A Comeback for Kincaid


The last time I read a Jamaica Kincaid was in college, but with the recent release of her first novel in ten years and after hearing her brilliant words on NPR's City Arts and Lectures, I decided to read See Now Then.  This slim novel tells about the unraveling of the marriage of Mr. and Mrs. Sweet and their children Heracles and Persephone, who live in a small town in New England.  The novel is written in a very unique style which has a repetitious yet unique use of language that borders on magic realism.  Of Mrs. Sweet, Mr. Sweet says, "The sound of her voice, as she read to the young Heracles, made him want to kill her, take an ax (as a child, he lived in an apartment, and he had never seen such a thing) and chop off her head and then the rest of her body into little pieces..."  The book is filled with bitterness and vitriol, but is so unflinching and caustic that it demands the readers' attention.  Kincaid also writes of her son's tasks, which include both the mundane and the surreal, such as "wash the dishes...imprison the innocent in a dungeon...trap and then skin the she-fox...tie his shoelaces..."  Interestingly, we learn of Mrs.
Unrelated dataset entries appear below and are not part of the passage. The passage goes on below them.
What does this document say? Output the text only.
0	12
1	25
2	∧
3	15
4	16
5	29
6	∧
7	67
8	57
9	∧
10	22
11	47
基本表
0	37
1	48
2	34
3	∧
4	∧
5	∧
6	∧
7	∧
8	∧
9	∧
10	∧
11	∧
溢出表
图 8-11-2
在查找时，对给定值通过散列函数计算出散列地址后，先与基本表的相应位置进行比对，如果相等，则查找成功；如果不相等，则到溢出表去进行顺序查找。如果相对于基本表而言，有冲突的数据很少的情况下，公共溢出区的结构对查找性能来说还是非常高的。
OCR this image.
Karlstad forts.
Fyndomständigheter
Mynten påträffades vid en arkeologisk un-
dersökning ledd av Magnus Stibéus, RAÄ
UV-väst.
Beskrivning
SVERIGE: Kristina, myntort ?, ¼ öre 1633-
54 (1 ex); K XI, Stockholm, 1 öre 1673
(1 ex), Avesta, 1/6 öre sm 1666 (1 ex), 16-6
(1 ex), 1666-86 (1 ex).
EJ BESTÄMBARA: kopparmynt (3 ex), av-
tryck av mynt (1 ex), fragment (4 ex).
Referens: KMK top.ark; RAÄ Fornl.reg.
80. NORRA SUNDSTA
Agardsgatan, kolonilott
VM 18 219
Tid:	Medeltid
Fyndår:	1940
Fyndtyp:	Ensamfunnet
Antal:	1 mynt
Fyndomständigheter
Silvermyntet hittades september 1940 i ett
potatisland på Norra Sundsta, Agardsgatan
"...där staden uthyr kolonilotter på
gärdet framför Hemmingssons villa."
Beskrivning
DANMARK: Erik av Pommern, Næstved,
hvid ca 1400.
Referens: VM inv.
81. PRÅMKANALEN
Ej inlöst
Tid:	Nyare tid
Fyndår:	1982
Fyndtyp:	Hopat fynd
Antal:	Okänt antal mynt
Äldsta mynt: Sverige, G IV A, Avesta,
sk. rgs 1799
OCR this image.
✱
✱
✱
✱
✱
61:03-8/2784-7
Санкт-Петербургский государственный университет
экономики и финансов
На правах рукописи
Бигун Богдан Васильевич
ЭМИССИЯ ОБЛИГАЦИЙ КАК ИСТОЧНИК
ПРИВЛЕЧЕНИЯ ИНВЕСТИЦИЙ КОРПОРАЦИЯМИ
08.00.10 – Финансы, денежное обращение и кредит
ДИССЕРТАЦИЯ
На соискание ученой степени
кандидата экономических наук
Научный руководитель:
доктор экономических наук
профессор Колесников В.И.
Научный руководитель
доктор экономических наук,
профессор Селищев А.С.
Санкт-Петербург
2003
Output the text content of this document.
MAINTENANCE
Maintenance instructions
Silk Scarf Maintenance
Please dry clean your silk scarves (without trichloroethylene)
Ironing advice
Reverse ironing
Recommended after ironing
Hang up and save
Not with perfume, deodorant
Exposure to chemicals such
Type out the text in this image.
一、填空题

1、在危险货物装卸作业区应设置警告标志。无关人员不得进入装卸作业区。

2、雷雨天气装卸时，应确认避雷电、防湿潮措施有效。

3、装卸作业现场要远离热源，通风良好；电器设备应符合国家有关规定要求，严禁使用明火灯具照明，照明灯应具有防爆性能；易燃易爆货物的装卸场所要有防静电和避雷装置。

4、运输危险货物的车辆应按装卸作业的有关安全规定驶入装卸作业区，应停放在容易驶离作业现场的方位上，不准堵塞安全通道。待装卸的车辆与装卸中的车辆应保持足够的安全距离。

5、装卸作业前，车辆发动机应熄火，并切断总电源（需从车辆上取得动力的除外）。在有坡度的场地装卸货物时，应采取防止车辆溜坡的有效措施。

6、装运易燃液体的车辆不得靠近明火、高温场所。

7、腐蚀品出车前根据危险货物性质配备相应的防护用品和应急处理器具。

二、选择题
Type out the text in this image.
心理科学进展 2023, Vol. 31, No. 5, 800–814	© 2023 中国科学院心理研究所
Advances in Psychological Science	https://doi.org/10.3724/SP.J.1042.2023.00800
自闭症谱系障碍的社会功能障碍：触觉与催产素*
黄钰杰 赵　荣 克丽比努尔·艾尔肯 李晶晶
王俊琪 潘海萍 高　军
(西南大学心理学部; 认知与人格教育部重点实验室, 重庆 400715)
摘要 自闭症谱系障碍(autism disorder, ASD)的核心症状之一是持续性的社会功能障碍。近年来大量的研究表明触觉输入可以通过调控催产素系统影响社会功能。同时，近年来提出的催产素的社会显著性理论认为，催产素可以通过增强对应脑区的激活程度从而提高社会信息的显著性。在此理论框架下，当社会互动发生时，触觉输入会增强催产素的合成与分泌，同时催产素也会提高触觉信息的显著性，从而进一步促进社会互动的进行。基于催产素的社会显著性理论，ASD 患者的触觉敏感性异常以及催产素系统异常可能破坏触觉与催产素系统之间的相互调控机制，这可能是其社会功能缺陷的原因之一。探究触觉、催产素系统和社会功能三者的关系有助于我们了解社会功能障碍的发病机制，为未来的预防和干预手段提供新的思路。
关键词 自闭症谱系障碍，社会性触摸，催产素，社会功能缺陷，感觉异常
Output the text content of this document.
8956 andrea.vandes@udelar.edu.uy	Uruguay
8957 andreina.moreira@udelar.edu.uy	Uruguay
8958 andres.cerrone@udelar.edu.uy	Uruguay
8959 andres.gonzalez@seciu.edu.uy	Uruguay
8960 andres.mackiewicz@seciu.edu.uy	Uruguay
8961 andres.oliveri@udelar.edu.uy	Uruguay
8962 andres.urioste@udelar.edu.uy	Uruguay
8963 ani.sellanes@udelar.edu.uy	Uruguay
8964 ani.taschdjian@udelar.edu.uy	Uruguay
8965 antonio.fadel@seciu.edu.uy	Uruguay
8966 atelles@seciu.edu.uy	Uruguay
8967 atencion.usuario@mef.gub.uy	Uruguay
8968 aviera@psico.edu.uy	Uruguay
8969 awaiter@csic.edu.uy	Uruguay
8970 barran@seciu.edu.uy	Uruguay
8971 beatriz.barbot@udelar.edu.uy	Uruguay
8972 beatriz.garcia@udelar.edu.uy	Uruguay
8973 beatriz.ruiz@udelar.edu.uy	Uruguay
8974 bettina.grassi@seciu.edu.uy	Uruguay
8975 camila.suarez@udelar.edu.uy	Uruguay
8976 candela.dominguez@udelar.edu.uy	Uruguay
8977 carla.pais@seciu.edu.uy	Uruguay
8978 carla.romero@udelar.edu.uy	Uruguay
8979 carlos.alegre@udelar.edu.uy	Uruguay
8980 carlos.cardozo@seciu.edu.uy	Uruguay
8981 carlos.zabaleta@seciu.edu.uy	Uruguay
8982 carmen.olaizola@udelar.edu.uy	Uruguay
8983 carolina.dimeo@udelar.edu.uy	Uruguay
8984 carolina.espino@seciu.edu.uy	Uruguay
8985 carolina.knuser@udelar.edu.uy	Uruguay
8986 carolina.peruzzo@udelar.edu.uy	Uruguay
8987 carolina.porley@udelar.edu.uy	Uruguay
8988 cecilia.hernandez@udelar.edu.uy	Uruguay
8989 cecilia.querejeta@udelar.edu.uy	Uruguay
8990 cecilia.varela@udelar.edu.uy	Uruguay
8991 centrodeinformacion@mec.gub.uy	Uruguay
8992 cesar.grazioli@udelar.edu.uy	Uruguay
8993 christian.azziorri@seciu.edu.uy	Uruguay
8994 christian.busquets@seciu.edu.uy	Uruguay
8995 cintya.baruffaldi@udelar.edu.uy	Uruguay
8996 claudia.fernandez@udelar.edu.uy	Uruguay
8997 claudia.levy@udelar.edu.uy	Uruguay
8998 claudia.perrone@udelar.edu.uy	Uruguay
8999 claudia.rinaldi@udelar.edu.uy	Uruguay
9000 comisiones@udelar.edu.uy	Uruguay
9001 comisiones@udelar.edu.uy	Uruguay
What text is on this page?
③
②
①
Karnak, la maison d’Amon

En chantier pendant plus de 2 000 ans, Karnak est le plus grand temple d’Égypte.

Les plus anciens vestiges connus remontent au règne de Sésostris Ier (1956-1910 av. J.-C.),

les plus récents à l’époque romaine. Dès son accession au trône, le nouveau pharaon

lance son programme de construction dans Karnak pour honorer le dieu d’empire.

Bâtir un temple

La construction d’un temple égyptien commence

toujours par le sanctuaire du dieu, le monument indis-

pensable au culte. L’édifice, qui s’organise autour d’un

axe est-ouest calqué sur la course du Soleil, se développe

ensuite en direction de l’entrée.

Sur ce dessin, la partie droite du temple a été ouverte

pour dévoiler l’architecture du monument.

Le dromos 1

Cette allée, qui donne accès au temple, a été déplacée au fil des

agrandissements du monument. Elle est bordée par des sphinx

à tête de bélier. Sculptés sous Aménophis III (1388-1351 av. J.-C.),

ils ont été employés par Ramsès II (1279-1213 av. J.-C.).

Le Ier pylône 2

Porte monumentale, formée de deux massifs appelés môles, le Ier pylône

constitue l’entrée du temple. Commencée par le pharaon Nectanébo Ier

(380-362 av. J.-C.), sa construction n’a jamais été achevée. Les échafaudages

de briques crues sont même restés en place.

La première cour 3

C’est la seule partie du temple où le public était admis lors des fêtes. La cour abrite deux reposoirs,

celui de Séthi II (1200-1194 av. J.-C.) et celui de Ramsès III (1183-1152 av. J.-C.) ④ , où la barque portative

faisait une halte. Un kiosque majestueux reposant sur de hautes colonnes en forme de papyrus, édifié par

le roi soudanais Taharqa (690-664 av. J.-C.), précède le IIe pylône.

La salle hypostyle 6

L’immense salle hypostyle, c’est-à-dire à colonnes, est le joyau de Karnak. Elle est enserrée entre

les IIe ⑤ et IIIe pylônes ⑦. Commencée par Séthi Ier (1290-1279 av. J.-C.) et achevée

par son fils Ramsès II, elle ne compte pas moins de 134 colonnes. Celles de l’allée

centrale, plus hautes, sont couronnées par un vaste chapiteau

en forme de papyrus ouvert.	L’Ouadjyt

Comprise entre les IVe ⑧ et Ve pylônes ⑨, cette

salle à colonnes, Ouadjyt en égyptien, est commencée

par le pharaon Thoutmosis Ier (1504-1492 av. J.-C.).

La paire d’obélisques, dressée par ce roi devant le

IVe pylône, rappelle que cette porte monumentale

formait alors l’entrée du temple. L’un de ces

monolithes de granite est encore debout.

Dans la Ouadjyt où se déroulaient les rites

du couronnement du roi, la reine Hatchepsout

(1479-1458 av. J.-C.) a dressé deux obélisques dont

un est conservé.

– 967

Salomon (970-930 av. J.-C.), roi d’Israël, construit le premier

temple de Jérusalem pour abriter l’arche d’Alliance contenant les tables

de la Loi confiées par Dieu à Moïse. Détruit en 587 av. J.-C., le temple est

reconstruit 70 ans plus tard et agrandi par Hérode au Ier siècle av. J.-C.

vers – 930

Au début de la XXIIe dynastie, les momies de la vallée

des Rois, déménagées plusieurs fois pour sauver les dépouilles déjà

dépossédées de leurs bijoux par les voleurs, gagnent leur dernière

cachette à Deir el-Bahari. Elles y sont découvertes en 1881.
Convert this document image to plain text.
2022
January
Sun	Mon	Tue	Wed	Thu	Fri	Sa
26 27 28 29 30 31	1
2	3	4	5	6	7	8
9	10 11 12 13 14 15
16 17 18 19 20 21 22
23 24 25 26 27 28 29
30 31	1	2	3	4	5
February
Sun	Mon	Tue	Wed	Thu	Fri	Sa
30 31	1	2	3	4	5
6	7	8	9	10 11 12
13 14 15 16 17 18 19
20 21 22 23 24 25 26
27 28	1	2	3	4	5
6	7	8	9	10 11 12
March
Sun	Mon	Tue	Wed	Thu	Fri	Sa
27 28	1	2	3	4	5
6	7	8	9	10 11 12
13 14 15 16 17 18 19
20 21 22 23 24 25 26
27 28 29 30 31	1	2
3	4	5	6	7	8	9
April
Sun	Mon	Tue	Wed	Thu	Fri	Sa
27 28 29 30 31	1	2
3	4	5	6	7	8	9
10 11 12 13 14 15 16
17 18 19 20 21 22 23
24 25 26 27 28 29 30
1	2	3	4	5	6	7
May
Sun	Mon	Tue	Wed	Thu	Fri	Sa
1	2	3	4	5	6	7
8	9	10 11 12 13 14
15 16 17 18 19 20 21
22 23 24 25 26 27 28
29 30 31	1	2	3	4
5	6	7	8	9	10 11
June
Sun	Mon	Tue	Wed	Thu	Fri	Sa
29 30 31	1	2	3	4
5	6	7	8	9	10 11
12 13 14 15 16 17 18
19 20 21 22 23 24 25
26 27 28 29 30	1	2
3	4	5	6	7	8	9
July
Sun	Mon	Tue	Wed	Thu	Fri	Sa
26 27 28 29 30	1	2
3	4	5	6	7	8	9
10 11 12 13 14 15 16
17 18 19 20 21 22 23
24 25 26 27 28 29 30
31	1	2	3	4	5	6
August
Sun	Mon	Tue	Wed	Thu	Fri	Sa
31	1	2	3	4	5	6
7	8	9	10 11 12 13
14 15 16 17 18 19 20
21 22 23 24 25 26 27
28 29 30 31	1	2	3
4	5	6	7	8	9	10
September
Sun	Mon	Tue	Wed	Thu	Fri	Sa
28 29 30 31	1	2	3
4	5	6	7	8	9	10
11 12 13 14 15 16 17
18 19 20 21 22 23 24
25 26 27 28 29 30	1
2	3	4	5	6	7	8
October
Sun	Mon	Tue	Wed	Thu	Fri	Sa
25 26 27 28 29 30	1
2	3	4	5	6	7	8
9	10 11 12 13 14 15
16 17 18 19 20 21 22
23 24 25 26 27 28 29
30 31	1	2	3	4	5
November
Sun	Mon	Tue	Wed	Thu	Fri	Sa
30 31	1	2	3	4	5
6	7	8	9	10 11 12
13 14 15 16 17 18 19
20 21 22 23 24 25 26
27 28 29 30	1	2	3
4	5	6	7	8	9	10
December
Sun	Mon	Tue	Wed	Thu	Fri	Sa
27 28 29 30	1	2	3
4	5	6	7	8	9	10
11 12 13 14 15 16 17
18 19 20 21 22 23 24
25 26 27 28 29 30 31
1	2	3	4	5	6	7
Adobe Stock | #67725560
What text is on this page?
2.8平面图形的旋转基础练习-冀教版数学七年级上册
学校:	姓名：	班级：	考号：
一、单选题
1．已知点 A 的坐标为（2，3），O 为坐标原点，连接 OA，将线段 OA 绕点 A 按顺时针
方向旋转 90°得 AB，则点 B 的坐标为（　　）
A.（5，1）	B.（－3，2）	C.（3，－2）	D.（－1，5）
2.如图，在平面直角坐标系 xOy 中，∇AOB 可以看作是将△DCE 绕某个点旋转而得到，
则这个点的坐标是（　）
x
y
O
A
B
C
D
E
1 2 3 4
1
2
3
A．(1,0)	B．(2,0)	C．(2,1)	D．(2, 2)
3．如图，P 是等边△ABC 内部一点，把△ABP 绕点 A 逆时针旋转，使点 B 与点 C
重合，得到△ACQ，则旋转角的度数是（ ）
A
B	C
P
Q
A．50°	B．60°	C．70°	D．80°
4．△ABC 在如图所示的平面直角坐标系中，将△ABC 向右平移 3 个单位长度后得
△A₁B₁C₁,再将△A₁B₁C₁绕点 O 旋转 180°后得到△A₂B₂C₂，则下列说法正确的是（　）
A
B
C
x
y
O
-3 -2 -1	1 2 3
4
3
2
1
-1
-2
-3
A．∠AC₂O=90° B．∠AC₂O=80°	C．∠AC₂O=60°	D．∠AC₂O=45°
Sweet's first name about half way through the novel, which is Jamaica, which of course leaves the reader to wonder the extent of the autobiographical nature of this work.  About the Sweets' daughter, Kincaid writes, "The beautiful Peresephone grew strong and big, so big that she looked like an illustrated rabbit, caught, just before he was cooked, which would then satisfy the hunger of a small family named McGregor..." 

All in all, I feel this would have worked better as a short story.  Nonetheless, the writing is unique and it is refreshing (though depressing) to hear such an honest telling of a family irreparably torn apart and asunder.